A próxima safra de soja tem o plantio iniciado em meados de setembro e o algodão, em dezembro. De acordo com o Instituto Mato-Grossens de Economia Agropecuária (Imea/MT), o cultivo dos três principais produtos agrícolas – soja, milho e algodão – requerem em média entre 3,5 milhões e 4 milhões de toneladas de fertilizantes, sendo que somente para a soja são empregadas 2,4 milhões de toneladas. “São necessários aproximadamente 400 quilos de fertilizantes para plantar um hectare de soja em Mato Grosso”, observa a analista de grãos do Imea-MT, Maria Amélia Tirloni, completando que a previsão é de uma área plantada de 6 milhões de hectares. Entre todos os estados brasileiros, acrescenta Tirloni, Mato Grosso é o que requer maior tratamento do solo.
De acordo com o presidente da Andav em Mato Grosso, Roberto Motta, a projeção de aumento nas vendas de adubos está associada ao maior volume de financiamentos pelos bancos, mais investimentos em tecnologia e ao provável aumento da área plantada de algodão. “Este é um ano eleitoral e isso pode facilitar o crédito aos produtores, a taxas mais atrativas”.
VALORES ESTÁVEIS
Além disso, a qualidade do solo mato-grossense e a grande área plantada são fatores que contribuem com as vendas, ratifica Motta. Ele calcula que os preços permanecerão estáveis.
“A previsão é que não haja redução, tampouco aumento nos valores”.

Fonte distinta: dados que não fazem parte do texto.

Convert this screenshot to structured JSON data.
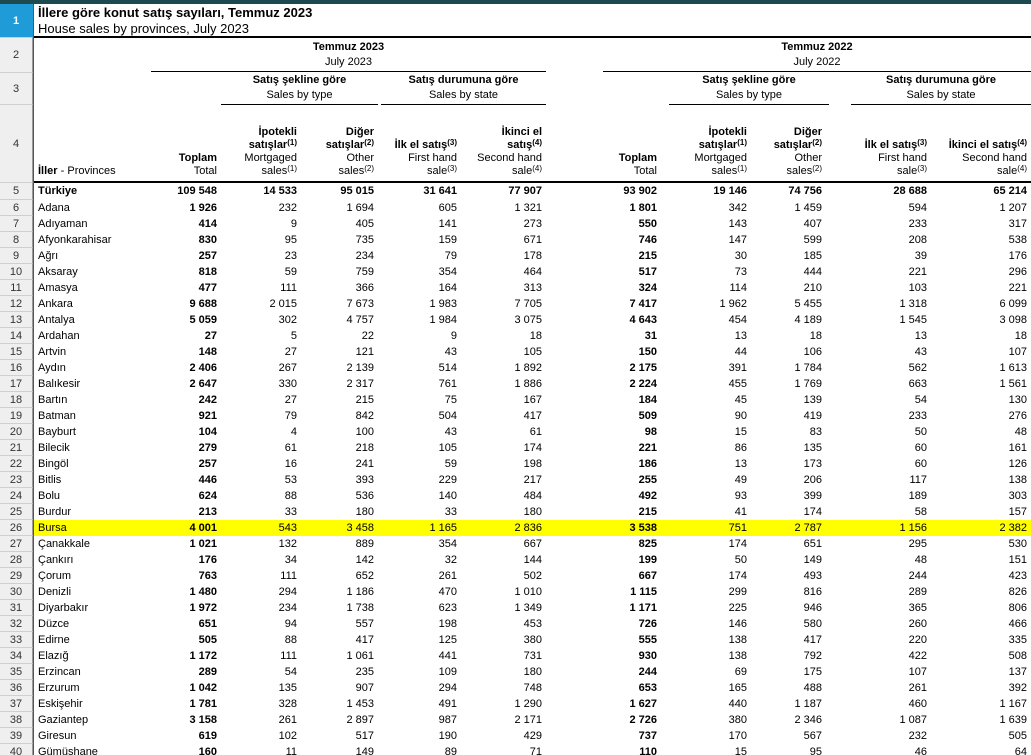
{
  "title": {
    "tr": "İllere göre konut satış sayıları, Temmuz 2023",
    "en": "House sales by provinces, July 2023"
  },
  "periods": [
    {
      "tr": "Temmuz 2023",
      "en": "July 2023"
    },
    {
      "tr": "Temmuz 2022",
      "en": "July 2022"
    }
  ],
  "groups": [
    {
      "tr": "Satış şekline göre",
      "en": "Sales by type"
    },
    {
      "tr": "Satış durumuna göre",
      "en": "Sales by state"
    },
    {
      "tr": "Satış şekline göre",
      "en": "Sales by type"
    },
    {
      "tr": "Satış durumuna göre",
      "en": "Sales by state"
    }
  ],
  "columns": {
    "province_header_html": "<b>İller</b> - Provinces",
    "headers_html": [
      {
        "tr": "Toplam",
        "en": "Total"
      },
      {
        "tr": "İpotekli<br>satışlar<sup>(1)</sup>",
        "en": "Mortgaged<br>sales<sup>(1)</sup>"
      },
      {
        "tr": "Diğer<br>satışlar<sup>(2)</sup>",
        "en": "Other<br>sales<sup>(2)</sup>"
      },
      {
        "tr": "İlk el satış<sup>(3)</sup>",
        "en": "First hand<br>sale<sup>(3)</sup>"
      },
      {
        "tr": "İkinci el<br>satış<sup>(4)</sup>",
        "en": "Second hand<br>sale<sup>(4)</sup>"
      },
      {
        "tr": "Toplam",
        "en": "Total"
      },
      {
        "tr": "İpotekli<br>satışlar<sup>(1)</sup>",
        "en": "Mortgaged<br>sales<sup>(1)</sup>"
      },
      {
        "tr": "Diğer<br>satışlar<sup>(2)</sup>",
        "en": "Other<br>sales<sup>(2)</sup>"
      },
      {
        "tr": "İlk el satış<sup>(3)</sup>",
        "en": "First hand<br>sale<sup>(3)</sup>"
      },
      {
        "tr": "İkinci el satış<sup>(4)</sup>",
        "en": "Second hand<br>sale<sup>(4)</sup>"
      }
    ]
  },
  "gutter": {
    "header_row_numbers": [
      "1",
      "2",
      "3",
      "4"
    ],
    "selected_row": "1"
  },
  "rows": [
    {
      "num": "5",
      "name": "Türkiye",
      "bold": true,
      "values": [
        "109 548",
        "14 533",
        "95 015",
        "31 641",
        "77 907",
        "93 902",
        "19 146",
        "74 756",
        "28 688",
        "65 214"
      ]
    },
    {
      "num": "6",
      "name": "Adana",
      "values": [
        "1 926",
        "232",
        "1 694",
        "605",
        "1 321",
        "1 801",
        "342",
        "1 459",
        "594",
        "1 207"
      ]
    },
    {
      "num": "7",
      "name": "Adıyaman",
      "values": [
        "414",
        "9",
        "405",
        "141",
        "273",
        "550",
        "143",
        "407",
        "233",
        "317"
      ]
    },
    {
      "num": "8",
      "name": "Afyonkarahisar",
      "values": [
        "830",
        "95",
        "735",
        "159",
        "671",
        "746",
        "147",
        "599",
        "208",
        "538"
      ]
    },
    {
      "num": "9",
      "name": "Ağrı",
      "values": [
        "257",
        "23",
        "234",
        "79",
        "178",
        "215",
        "30",
        "185",
        "39",
        "176"
      ]
    },
    {
      "num": "10",
      "name": "Aksaray",
      "values": [
        "818",
        "59",
        "759",
        "354",
        "464",
        "517",
        "73",
        "444",
        "221",
        "296"
      ]
    },
    {
      "num": "11",
      "name": "Amasya",
      "values": [
        "477",
        "111",
        "366",
        "164",
        "313",
        "324",
        "114",
        "210",
        "103",
        "221"
      ]
    },
    {
      "num": "12",
      "name": "Ankara",
      "values": [
        "9 688",
        "2 015",
        "7 673",
        "1 983",
        "7 705",
        "7 417",
        "1 962",
        "5 455",
        "1 318",
        "6 099"
      ]
    },
    {
      "num": "13",
      "name": "Antalya",
      "values": [
        "5 059",
        "302",
        "4 757",
        "1 984",
        "3 075",
        "4 643",
        "454",
        "4 189",
        "1 545",
        "3 098"
      ]
    },
    {
      "num": "14",
      "name": "Ardahan",
      "values": [
        "27",
        "5",
        "22",
        "9",
        "18",
        "31",
        "13",
        "18",
        "13",
        "18"
      ]
    },
    {
      "num": "15",
      "name": "Artvin",
      "values": [
        "148",
        "27",
        "121",
        "43",
        "105",
        "150",
        "44",
        "106",
        "43",
        "107"
      ]
    },
    {
      "num": "16",
      "name": "Aydın",
      "values": [
        "2 406",
        "267",
        "2 139",
        "514",
        "1 892",
        "2 175",
        "391",
        "1 784",
        "562",
        "1 613"
      ]
    },
    {
      "num": "17",
      "name": "Balıkesir",
      "values": [
        "2 647",
        "330",
        "2 317",
        "761",
        "1 886",
        "2 224",
        "455",
        "1 769",
        "663",
        "1 561"
      ]
    },
    {
      "num": "18",
      "name": "Bartın",
      "values": [
        "242",
        "27",
        "215",
        "75",
        "167",
        "184",
        "45",
        "139",
        "54",
        "130"
      ]
    },
    {
      "num": "19",
      "name": "Batman",
      "values": [
        "921",
        "79",
        "842",
        "504",
        "417",
        "509",
        "90",
        "419",
        "233",
        "276"
      ]
    },
    {
      "num": "20",
      "name": "Bayburt",
      "values": [
        "104",
        "4",
        "100",
        "43",
        "61",
        "98",
        "15",
        "83",
        "50",
        "48"
      ]
    },
    {
      "num": "21",
      "name": "Bilecik",
      "values": [
        "279",
        "61",
        "218",
        "105",
        "174",
        "221",
        "86",
        "135",
        "60",
        "161"
      ]
    },
    {
      "num": "22",
      "name": "Bingöl",
      "values": [
        "257",
        "16",
        "241",
        "59",
        "198",
        "186",
        "13",
        "173",
        "60",
        "126"
      ]
    },
    {
      "num": "23",
      "name": "Bitlis",
      "values": [
        "446",
        "53",
        "393",
        "229",
        "217",
        "255",
        "49",
        "206",
        "117",
        "138"
      ]
    },
    {
      "num": "24",
      "name": "Bolu",
      "values": [
        "624",
        "88",
        "536",
        "140",
        "484",
        "492",
        "93",
        "399",
        "189",
        "303"
      ]
    },
    {
      "num": "25",
      "name": "Burdur",
      "values": [
        "213",
        "33",
        "180",
        "33",
        "180",
        "215",
        "41",
        "174",
        "58",
        "157"
      ]
    },
    {
      "num": "26",
      "name": "Bursa",
      "highlight": true,
      "values": [
        "4 001",
        "543",
        "3 458",
        "1 165",
        "2 836",
        "3 538",
        "751",
        "2 787",
        "1 156",
        "2 382"
      ]
    },
    {
      "num": "27",
      "name": "Çanakkale",
      "values": [
        "1 021",
        "132",
        "889",
        "354",
        "667",
        "825",
        "174",
        "651",
        "295",
        "530"
      ]
    },
    {
      "num": "28",
      "name": "Çankırı",
      "values": [
        "176",
        "34",
        "142",
        "32",
        "144",
        "199",
        "50",
        "149",
        "48",
        "151"
      ]
    },
    {
      "num": "29",
      "name": "Çorum",
      "values": [
        "763",
        "111",
        "652",
        "261",
        "502",
        "667",
        "174",
        "493",
        "244",
        "423"
      ]
    },
    {
      "num": "30",
      "name": "Denizli",
      "values": [
        "1 480",
        "294",
        "1 186",
        "470",
        "1 010",
        "1 115",
        "299",
        "816",
        "289",
        "826"
      ]
    },
    {
      "num": "31",
      "name": "Diyarbakır",
      "values": [
        "1 972",
        "234",
        "1 738",
        "623",
        "1 349",
        "1 171",
        "225",
        "946",
        "365",
        "806"
      ]
    },
    {
      "num": "32",
      "name": "Düzce",
      "values": [
        "651",
        "94",
        "557",
        "198",
        "453",
        "726",
        "146",
        "580",
        "260",
        "466"
      ]
    },
    {
      "num": "33",
      "name": "Edirne",
      "values": [
        "505",
        "88",
        "417",
        "125",
        "380",
        "555",
        "138",
        "417",
        "220",
        "335"
      ]
    },
    {
      "num": "34",
      "name": "Elazığ",
      "values": [
        "1 172",
        "111",
        "1 061",
        "441",
        "731",
        "930",
        "138",
        "792",
        "422",
        "508"
      ]
    },
    {
      "num": "35",
      "name": "Erzincan",
      "values": [
        "289",
        "54",
        "235",
        "109",
        "180",
        "244",
        "69",
        "175",
        "107",
        "137"
      ]
    },
    {
      "num": "36",
      "name": "Erzurum",
      "values": [
        "1 042",
        "135",
        "907",
        "294",
        "748",
        "653",
        "165",
        "488",
        "261",
        "392"
      ]
    },
    {
      "num": "37",
      "name": "Eskişehir",
      "values": [
        "1 781",
        "328",
        "1 453",
        "491",
        "1 290",
        "1 627",
        "440",
        "1 187",
        "460",
        "1 167"
      ]
    },
    {
      "num": "38",
      "name": "Gaziantep",
      "values": [
        "3 158",
        "261",
        "2 897",
        "987",
        "2 171",
        "2 726",
        "380",
        "2 346",
        "1 087",
        "1 639"
      ]
    },
    {
      "num": "39",
      "name": "Giresun",
      "values": [
        "619",
        "102",
        "517",
        "190",
        "429",
        "737",
        "170",
        "567",
        "232",
        "505"
      ]
    },
    {
      "num": "40",
      "name": "Gümüşhane",
      "values": [
        "160",
        "11",
        "149",
        "89",
        "71",
        "110",
        "15",
        "95",
        "46",
        "64"
      ]
    }
  ],
  "colors": {
    "selected_row_blue": "#1f9cd8",
    "highlight_yellow": "#ffff00",
    "top_bar_teal": "#1c4a50",
    "gutter_gray": "#efefef"
  }
}
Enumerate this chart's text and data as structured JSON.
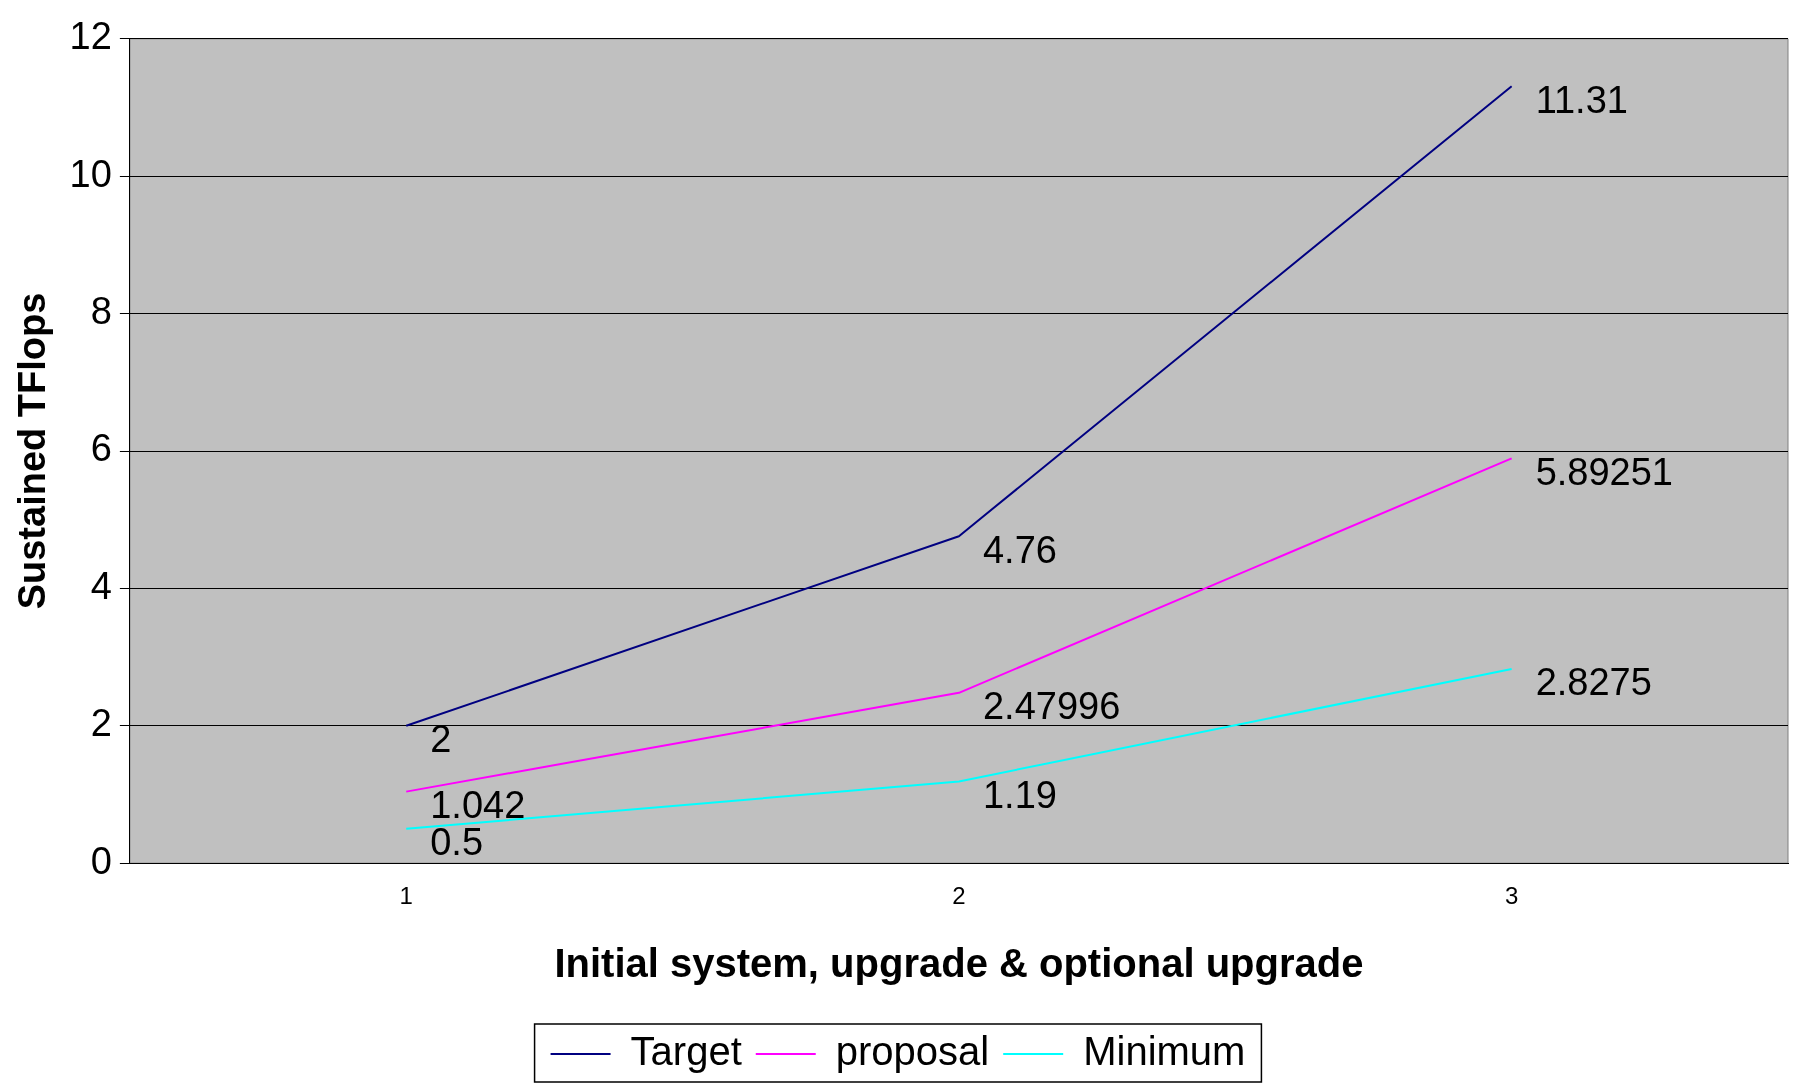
{
  "chart_data": {
    "type": "line",
    "xlabel": "Initial system, upgrade & optional upgrade",
    "ylabel": "Sustained TFlops",
    "categories": [
      "1",
      "2",
      "3"
    ],
    "series": [
      {
        "name": "Target",
        "color": "#000080",
        "values": [
          2,
          4.76,
          11.31
        ]
      },
      {
        "name": "proposal",
        "color": "#ff00ff",
        "values": [
          1.042,
          2.47996,
          5.89251
        ]
      },
      {
        "name": "Minimum",
        "color": "#00ffff",
        "values": [
          0.5,
          1.19,
          2.8275
        ]
      }
    ],
    "ylim": [
      0,
      12
    ],
    "yticks": [
      0,
      2,
      4,
      6,
      8,
      10,
      12
    ],
    "grid": "y",
    "legend": "bottom",
    "marker": "none",
    "line_style": "solid",
    "data_labels": true
  }
}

Para o presidente da Andav, a comercialização de defensivos também deve ser ampliada. Em todo país, as vendas desses produtos movimentam R$ 7 bilhões, sendo que Mato Grosso responde pelo volume de R$ 1,2 bilhão. “Ainda é cedo para fazer projeções sobre maior investimento em tecnologia, porque não fizemos projeções para as próximas safras de algodão e milho”, corrigiu Tirloni. “Mas o algodão, por exemplo, necessita do dobro de investimentos em fertilizantes”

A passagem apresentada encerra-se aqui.